The combined effect of the FASB's actions and the latest bail-out legislation is to allow 'toxic assets' to be auctioned off to new 'public-private partnerships' at new 'revised' (read artificially inflated) values. Miraculously, all those bad assets that were sucking the capital out of the banks are gone! But where did they go?
Why, they went to us, of course. At least the cost of paying for them went to us, because these new public-private partnerships will enable banks and financial institutions to buy back their own bad assets for about 5-10% of their value. The government then puts in matching funds and the balance is covered by loan guarantees that are not recoverable. In other words, the government eats all of the loss except for that original 5-10%, while the banks get a fresh shot of capital and clear all the bad debt off their books.

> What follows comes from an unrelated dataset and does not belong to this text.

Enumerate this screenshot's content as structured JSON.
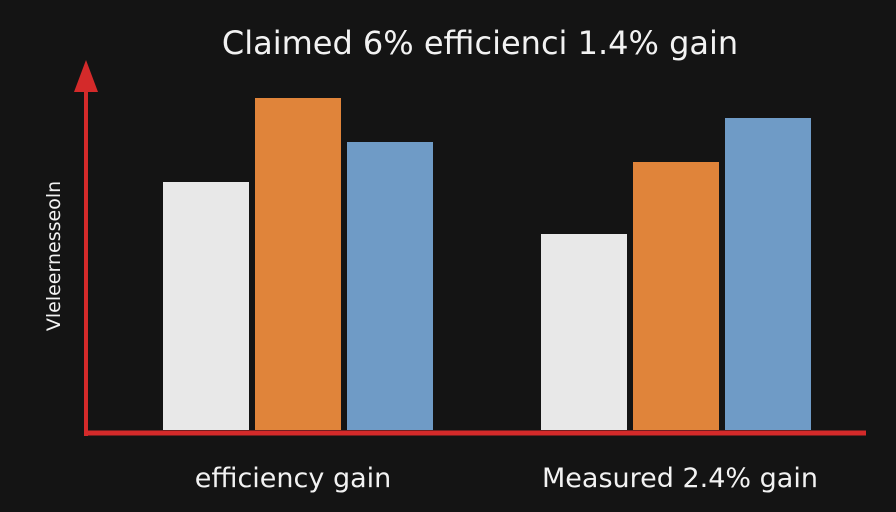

It's magic! Sort of. It looks a lot like what old time law enforcement used to refer to as 'bunco'. You see before bunco became a social dice game for women, it had a different meaning altogether. Webster's Dictionary calls it a 'swindling scheme', and we've been swindled all right. In spite of all of the tough talk from Tim Geithner and the G20, the prospect of all that nice new money just waiting to flow into the coffers of the very same financial institutions that caused this mess is driving the Bulls in the market toward a new stampede.
Monday, March 30, 2009
The Death of Giants
My Dad worked for General Motors all the way to retirement - first as plant security and later on in the office expediting special orders. When I was a kid we sometimes got to go to the plant on Sundays to see the idled line and check out the really cool mini fire engine. The plant was cavernous and dark and so huge that it had to have not only its own fire department, but also its own medical staff and cafeterias. It seemed like a small city. And I can still remember the way it smelled - a heady combination of 'new car' and motor oil.
As it happens, Dad passed away several years ago so he never had to see what happened to the company he loved so much. I'm not sure what would have been the hardest for him - watching his retirement investment in GM stock dwindle away or the mortification of seeing his much beloved company reduced to being run by government bureaucrats.
In fact, it's my opinion that today's stock market sell-off is actually the result of the realization that unprecedented government interference with the market is now the order of the day. Chrysler is being forced into selling out to a foreign car company and GM is now effectively being run by the Obama administration. The U.S. executive branch has fired half of the board of directors, canned the CEO and installed their own cronies to run day to day operations.
The era of direct micro-managment of the private sector has officially begun. The government is running the banks, insurance companies, and now the automobile industry. What industry is going to be next?
Today is a sad day indeed. It marks the death of giants of U.S. industry. Let us hope that there aren't more to follow.